These are a some meandering thoughts through words and ideas and images I cam upon this morning: secret heart, slowness, curiosity, cynicism, silence.
The secret heart is the me others cannot see.
Whether I go to or not, it directs my life.
If I’m honest, I don’t fully understand my own secret heart but I know it’s a place I need to find and nourish.
These words from Richard Rohr provided me with a helpful starting focus:
‘[T]ry to be here. Which as you know, is the hardest place to be. […] Can you be present to this little bit of now? Get curious […] Don’t be afraid of the silence.’*
Joseph Jaworski writes about a “special silence.” not empty but pregnant with future possibility:
‘In that special silence, you can see, or get a strong sense of something that wants to happen the you wouldn’t be aware of otherwise.’**
John O’Donohue makes an interesting observation on cynicism, connecting it to the secret heart:
‘Cynicism is very interesting. Behind the searing certainty of the cynic there is always hidden somewhere, disappointment of longing. It takes a great deal of energy to be a committed cynic.’^
Nipun Mehta offers four brave moves offers hope for the person whose heart has become cynical or disconnected: from consumption to contribution, transaction to trust, isolation to community; and, scarcity to abundance.
Consuming, transactional, isolationist, scarcity, or …
contributing, trusting, commune-icating, abundant?
Hmm, which to choose?
When it turns up as a lack of curiosity, cynicism is dangerous because it reduces our openness to the future possibilities
There’s nothing new – same old, same old.
Why bother. Nothing ever changes.
There are no surprises. I know exactly how things are going to turn out.
I’m not going, it’s a waste of time.
More happens in life when we reduce cynicism and increase curiosity.

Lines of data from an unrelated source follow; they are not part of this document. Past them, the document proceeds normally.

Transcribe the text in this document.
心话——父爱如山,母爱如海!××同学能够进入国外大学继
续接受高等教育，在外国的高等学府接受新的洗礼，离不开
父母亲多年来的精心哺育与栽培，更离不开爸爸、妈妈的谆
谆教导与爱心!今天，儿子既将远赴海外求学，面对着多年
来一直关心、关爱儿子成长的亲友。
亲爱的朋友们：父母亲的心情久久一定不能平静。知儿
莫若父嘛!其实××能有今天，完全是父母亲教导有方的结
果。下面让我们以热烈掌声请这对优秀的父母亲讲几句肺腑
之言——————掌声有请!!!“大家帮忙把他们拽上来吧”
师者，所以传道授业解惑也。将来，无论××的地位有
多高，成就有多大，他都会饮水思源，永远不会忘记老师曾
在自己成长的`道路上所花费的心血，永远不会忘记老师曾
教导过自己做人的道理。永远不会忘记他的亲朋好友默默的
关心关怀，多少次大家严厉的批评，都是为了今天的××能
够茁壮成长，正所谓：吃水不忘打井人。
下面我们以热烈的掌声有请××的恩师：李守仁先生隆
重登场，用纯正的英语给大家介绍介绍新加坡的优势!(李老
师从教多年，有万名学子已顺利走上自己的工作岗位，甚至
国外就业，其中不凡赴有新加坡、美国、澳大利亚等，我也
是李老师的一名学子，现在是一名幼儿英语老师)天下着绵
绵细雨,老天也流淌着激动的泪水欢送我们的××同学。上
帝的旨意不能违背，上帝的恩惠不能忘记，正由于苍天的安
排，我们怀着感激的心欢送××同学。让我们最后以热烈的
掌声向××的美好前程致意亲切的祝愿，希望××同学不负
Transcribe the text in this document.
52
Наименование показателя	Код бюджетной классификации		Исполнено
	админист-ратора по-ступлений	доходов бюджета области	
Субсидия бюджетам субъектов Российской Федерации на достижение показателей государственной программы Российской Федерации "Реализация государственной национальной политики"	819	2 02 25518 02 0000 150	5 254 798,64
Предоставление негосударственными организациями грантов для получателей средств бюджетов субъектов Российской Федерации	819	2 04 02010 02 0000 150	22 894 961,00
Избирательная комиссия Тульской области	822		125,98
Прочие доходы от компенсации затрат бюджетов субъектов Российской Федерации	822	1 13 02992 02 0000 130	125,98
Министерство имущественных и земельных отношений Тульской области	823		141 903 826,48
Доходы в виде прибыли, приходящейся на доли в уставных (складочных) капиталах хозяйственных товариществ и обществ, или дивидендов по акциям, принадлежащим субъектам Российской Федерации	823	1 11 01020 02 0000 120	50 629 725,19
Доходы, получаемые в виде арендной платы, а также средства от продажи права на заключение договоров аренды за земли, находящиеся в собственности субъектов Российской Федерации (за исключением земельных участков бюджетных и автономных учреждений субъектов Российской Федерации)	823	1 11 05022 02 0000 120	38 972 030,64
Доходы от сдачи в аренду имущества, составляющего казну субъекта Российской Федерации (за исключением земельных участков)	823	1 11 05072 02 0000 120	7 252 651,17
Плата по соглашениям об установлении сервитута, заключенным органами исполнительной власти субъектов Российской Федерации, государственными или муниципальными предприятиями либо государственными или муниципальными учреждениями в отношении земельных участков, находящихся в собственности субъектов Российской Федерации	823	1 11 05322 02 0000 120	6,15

‘If you learn to listen to your curiosity, you will find that you become curious about those things at are different and new. […] Possibilities and the unknown, not the predictable or obvious, make you curious. […] Curiosity pursued is one of the things that allows serendipity to happen.’^^
Curiosity takes us beyond ourselves to others, to the other.
Jacques Goldstyn’s young protagonist embodies this journey to the secret heart beautifully. Although an introvert, the unnamed child shows us the value of finding the secret place, befriending a 500 year-old oak tree named Bertolt, climbing among the branches, into their hiddenness. The story reminds us how this secret place is not an easy one to find:
‘No one else climbs Bertolt. Maybe they haven’t thought of it. Or maybe they’re scared. Anyone can climb an ordinary tree, but an old oak is something else.’*^
The secret place takes effort and practice to get to:
‘The first branch must be 15 feet from the ground. To reach it, you have to go up the trunk, which is like a wall. But I know all of Bertolt’s hollows and where to put my hands and feet. It’s like climbing up a secret ladder.’*^
The “secret ladder” is our helpful reminder of how each of us will find a different way, unique to us, for accessing the secret heart. And there’s always deeper:
‘Once I reach the first branch I continue to climb.. It’s like going up a steep, winding road, so forget it if you get dizzy.’*^
We come to that place in which our deep curiosity is nurtured:
‘When Bertolt is covered with leaves, nobody can see me, but I can see everyone else.’*
Another word from this morning, slowness, reminds us that it takes a lifetime to find this place and that this is okay. Just because we haven’t found it yet, or maybe lost it, doesn’t mean it can’t be found again. There’s no judgement, only invitation, I think. And when we go to the place of our secret heart, I think we’ll find more good things already there than we had thought there would be:
‘So join me, sisters and brothers, now and for the rest of your life, in allowing this positive flow of life, asking and blessing your body consciously and slowly – with what is already happening within you.’^*
(*From Richard Rohr’s The Divine Dance.)
(**Joseph Jaworski from Peter Senge, Joseph Jaworski, Otto Scharmer, and Betty Sue Flowers’ Presence.)